In order to maintain a consistent charge throughout the silicon used to manufacture a processor, additives called "dopants" are included. As transistors shrink, the concentration of dopant atoms must also increase to sustain the charge. At a certain point, though, the concentration becomes too great, and the dopant atoms clump together. To combat this limitation, Intel is researching a combination of different materials to construct the transistors.

Another inevitable barrier that will need to be overcome concerns the quantum nature of electrons. As transistor gates shrink to the scale of two or three atomic layers, electrons begin to pop in and out of the gates, regardless of whether the gate is open or closed. While the solution for this issue is still being researched, the basic idea would be to utilize different materials for gate construction that would allow a greater number of atomic layers occupying the same amount of silicon – a material with smaller atoms, which would keep electrons from popping up on the wrong side of a closed gate (in theory, of course).

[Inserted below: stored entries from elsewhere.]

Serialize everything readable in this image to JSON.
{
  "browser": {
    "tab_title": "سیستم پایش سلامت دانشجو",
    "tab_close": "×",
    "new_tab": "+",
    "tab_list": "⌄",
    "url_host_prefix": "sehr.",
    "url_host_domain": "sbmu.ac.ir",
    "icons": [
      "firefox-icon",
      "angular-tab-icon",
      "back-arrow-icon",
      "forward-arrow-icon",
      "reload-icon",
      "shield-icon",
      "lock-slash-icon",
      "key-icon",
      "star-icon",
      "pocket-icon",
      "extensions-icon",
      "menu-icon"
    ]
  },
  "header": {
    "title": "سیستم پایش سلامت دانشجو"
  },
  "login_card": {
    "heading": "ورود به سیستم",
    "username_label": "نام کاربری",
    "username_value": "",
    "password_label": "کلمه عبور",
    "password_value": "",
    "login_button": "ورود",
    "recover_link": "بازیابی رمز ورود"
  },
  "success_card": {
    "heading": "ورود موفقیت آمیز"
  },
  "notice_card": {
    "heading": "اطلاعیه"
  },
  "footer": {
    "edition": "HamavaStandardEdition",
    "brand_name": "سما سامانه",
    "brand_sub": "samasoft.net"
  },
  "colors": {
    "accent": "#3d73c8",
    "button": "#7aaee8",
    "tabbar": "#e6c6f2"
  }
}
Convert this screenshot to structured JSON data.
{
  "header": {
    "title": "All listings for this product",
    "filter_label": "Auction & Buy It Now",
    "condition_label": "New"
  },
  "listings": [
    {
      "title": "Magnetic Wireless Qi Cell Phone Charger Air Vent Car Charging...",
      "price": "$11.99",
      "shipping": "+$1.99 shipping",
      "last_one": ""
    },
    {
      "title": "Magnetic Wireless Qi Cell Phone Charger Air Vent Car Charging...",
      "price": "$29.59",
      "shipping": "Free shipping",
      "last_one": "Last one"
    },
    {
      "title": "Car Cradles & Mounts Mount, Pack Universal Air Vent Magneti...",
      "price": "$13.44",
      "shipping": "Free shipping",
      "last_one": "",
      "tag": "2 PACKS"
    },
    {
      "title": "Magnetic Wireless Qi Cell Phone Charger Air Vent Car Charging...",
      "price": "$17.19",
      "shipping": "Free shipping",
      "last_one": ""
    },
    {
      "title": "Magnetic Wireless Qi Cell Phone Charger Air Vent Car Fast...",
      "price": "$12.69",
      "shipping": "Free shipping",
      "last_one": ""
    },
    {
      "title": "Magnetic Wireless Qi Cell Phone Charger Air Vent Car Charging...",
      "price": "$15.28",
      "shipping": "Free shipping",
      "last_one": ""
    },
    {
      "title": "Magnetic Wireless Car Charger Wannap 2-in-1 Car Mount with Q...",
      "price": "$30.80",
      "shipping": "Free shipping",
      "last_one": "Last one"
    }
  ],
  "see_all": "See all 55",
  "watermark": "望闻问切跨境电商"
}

Thirdly, variations in the concentration of dopants within each chip become increasingly critical as transistor and etching processes scale down. It would be nearly impossible to distribute the exact same ratio of dopants and silicon throughout the millions of transistors on each chip wafer, and as manufacturing technologies become more complex, yields decrease and production becomes less economical.

On the topic of economics, Intel will also have to fight Mr. Gordon Moore's second law, which states that as integrated circuit complexity increases, so does the cost of manufacturing. For example, a fabrication plant built in 1965 cost close to $12,000. On the other hand, a facility set up today to produce wafers based on an .18-micron process costs nearly 2 billion dollars. No, we won't accept "inflation" as a reasonable excuse for such a sharp increase in cost.

So now we know that Moore's law potentially lives on. We also know there are quite a few barriers that need to be broken before manufacturing technology can advance. So what is the potential of a 10GHz processor with 400 million transistors?

One possible application is real-time speech computation similar to today's voice recognition software. However, instead of merely displaying the speech on a page, the computer would be able to obey commands or translate to another language in real-time. Intel would also like to see these new technologies utilized to automate everyday home and business tasks, like shopping or security system control.